Residents are concerned reckless driving could damage Hawaiian historical finds and sites, Blaich said.
Hawkes said vehicular driving on beaches in Hawai‘i is against the law, and those who do so are breaking the law.
Hawkes said if the parcel became part of the federal wildlife complex, an environmental assessment would be in order, along with solicitation of public comment and public meetings on the use of the property.
Another way to continue to provide vehicular traffic to the site would be for the Fish and Wildlife Service to work with private landowners to rebuild a road mauka of the beach by the Kilauea refuge site, and to restore a launch area for small fishing boats, Hawkes said.
Blaich said the Kilauea Neighborhood Association Board voted on measures on Tuesday evening it hopes will help protect the five-acre parcel and provide continued vehicular access.
- Management of the chain/lock system to allow motorists to offload small, recreational boats as close to the water as possible.

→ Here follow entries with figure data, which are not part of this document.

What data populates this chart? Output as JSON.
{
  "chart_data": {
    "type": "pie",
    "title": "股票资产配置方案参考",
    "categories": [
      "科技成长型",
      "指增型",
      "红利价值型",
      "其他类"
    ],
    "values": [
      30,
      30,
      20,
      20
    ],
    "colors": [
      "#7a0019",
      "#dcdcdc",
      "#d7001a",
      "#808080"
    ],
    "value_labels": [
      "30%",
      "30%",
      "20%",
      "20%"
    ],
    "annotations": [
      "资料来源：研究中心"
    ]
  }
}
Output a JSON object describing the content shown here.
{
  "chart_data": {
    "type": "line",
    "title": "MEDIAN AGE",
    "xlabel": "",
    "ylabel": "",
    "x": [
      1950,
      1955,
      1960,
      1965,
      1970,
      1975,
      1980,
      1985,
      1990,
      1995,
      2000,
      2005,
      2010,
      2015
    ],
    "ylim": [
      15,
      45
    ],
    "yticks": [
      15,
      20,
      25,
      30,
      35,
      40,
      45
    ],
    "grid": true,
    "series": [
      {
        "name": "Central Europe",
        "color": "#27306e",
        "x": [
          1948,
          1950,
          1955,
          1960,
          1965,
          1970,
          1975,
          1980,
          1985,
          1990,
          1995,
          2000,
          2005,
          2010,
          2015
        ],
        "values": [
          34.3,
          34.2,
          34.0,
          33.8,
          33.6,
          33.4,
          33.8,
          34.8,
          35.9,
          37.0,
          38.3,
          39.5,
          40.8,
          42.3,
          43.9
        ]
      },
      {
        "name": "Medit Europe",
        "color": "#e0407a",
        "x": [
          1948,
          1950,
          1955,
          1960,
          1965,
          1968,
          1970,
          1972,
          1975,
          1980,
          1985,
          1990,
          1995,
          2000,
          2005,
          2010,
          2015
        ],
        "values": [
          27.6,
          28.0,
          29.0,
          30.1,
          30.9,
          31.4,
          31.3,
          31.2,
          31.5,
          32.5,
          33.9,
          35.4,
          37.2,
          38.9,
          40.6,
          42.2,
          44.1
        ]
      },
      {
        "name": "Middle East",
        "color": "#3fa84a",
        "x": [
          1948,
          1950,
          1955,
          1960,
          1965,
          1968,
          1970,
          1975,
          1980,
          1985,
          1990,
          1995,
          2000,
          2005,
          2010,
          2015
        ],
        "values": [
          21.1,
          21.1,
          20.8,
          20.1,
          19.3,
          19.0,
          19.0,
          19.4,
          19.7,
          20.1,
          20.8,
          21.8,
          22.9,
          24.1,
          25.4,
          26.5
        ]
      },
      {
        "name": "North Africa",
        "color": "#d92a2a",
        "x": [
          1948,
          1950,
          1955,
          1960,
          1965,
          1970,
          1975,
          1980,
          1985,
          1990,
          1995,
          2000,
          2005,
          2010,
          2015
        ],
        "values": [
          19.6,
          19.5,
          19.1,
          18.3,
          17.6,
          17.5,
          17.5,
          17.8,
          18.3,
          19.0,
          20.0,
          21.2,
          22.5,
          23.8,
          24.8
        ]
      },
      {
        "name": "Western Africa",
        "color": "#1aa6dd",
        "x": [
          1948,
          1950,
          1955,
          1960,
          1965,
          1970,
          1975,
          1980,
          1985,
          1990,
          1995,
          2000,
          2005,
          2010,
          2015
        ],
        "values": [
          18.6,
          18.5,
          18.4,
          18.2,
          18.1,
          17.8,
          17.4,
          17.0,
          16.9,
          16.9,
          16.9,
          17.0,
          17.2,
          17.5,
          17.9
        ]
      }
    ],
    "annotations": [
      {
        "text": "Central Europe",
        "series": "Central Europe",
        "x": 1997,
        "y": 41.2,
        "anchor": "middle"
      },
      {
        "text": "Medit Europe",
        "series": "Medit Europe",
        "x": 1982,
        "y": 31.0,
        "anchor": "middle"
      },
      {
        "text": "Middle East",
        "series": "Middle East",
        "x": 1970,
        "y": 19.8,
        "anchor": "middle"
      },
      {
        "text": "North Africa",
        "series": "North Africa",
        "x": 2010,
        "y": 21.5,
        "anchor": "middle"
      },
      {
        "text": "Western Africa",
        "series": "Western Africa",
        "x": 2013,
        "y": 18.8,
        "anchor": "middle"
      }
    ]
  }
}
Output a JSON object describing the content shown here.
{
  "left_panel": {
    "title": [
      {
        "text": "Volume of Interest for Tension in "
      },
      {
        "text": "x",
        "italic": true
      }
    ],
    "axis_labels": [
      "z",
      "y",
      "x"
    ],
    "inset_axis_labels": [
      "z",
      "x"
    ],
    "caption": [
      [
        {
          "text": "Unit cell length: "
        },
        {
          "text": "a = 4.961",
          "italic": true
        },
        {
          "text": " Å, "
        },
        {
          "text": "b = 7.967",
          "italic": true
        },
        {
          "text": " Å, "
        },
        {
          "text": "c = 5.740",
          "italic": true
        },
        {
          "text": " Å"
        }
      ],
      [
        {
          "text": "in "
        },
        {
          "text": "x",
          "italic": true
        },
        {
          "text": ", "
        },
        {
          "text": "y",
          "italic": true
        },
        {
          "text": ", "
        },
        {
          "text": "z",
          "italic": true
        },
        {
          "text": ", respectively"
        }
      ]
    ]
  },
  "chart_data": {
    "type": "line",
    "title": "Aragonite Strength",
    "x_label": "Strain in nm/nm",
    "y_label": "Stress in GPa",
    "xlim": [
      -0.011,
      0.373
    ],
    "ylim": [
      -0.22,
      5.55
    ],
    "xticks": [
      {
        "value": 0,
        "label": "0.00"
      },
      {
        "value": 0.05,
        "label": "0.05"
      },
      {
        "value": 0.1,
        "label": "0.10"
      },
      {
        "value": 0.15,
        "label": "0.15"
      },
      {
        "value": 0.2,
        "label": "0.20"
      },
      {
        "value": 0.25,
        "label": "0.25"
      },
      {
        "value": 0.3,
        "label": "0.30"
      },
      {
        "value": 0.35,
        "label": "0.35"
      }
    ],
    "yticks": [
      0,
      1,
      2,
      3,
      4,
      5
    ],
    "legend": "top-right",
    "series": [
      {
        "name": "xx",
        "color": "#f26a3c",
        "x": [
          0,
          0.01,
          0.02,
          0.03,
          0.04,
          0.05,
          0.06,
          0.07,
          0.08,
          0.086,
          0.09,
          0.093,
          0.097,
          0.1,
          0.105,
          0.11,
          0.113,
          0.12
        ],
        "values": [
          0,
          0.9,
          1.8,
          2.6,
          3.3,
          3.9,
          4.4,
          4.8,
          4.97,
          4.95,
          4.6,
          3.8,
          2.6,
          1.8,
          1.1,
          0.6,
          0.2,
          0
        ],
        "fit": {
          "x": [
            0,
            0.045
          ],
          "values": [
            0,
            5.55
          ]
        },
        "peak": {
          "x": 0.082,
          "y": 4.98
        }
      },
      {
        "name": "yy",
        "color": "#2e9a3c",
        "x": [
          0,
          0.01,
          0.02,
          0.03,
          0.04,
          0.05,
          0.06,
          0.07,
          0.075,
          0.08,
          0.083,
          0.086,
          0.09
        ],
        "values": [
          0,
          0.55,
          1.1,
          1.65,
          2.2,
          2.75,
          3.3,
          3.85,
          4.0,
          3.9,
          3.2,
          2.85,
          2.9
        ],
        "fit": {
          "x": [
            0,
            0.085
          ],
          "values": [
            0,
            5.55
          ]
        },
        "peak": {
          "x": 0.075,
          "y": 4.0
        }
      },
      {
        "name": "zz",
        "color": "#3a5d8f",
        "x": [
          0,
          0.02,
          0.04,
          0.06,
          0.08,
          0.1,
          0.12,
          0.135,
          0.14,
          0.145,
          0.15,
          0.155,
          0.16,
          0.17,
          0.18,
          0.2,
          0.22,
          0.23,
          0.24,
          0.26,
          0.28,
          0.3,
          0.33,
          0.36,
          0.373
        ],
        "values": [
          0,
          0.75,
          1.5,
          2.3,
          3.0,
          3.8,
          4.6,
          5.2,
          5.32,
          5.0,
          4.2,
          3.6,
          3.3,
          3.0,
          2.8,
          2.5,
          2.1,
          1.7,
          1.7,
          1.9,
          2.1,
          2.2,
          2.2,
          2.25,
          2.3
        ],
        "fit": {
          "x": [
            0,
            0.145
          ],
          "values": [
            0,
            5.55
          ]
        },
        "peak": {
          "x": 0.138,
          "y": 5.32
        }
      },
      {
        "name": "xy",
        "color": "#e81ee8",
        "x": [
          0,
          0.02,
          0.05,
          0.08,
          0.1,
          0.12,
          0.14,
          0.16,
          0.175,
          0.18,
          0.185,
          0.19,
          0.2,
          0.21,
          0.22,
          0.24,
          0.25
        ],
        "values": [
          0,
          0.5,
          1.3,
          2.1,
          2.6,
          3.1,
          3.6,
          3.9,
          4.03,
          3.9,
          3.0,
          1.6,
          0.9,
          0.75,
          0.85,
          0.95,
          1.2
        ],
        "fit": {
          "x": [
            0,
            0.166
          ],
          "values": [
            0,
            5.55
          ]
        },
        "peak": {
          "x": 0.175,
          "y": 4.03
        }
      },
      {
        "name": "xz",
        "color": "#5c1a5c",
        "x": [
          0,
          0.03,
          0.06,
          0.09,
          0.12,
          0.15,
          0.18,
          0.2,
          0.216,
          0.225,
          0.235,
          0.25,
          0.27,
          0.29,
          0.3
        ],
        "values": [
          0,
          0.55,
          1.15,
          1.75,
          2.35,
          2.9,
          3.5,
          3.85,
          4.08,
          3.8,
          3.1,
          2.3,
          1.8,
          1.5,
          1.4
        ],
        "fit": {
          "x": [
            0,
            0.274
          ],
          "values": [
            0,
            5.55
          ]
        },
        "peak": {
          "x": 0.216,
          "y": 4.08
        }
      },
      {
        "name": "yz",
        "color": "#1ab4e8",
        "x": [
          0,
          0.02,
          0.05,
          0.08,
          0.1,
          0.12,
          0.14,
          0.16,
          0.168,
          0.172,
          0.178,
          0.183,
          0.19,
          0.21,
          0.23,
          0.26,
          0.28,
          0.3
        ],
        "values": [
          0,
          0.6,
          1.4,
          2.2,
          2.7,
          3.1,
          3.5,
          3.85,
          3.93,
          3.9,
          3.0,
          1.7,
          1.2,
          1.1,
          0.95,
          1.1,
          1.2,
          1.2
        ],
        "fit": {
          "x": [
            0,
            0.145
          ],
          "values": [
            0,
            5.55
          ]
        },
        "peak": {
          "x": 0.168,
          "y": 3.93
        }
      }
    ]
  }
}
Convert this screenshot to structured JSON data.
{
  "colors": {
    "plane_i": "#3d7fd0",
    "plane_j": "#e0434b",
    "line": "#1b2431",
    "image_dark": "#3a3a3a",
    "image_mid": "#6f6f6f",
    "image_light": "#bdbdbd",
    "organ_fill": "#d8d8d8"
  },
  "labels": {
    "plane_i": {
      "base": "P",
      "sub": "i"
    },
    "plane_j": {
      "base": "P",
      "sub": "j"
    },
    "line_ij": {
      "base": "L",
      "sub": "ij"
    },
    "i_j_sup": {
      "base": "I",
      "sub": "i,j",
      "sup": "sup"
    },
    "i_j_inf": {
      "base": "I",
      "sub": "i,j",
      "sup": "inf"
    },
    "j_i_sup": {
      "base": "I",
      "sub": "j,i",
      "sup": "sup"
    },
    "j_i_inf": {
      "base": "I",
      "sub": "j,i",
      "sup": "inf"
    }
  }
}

- Verbal or written guidelines governing the use of chained access given to beach users.
- Monthly reports to the association on the operation of the chain access plan.
- Sponsoring or organizing quarterly cleanup of Kilauea, Kauapea Beach and Kalihiwai Beach.
- Posting of signs.
- Collaboration with government agencies, landowners and other entities over the management of the parcel.
- Communication with the Fish and Wildlife Service, other government agencies, landowners and others on the improvement of Kilauea’s Rock Quarry Road.
- Formation of a committee of volunteers from Kilauea to assist with the management of the 5-acre parcel and Kilauea Bay.
Jimmy Torio, a Native Hawaiian leader in Anahola, said he discussed the issue with Dietrich on his Kaua‘i-based radio show. He said a community-derived plan needs to be implemented, and residents must be active in helping to manage the property Zweben has proposed to donate.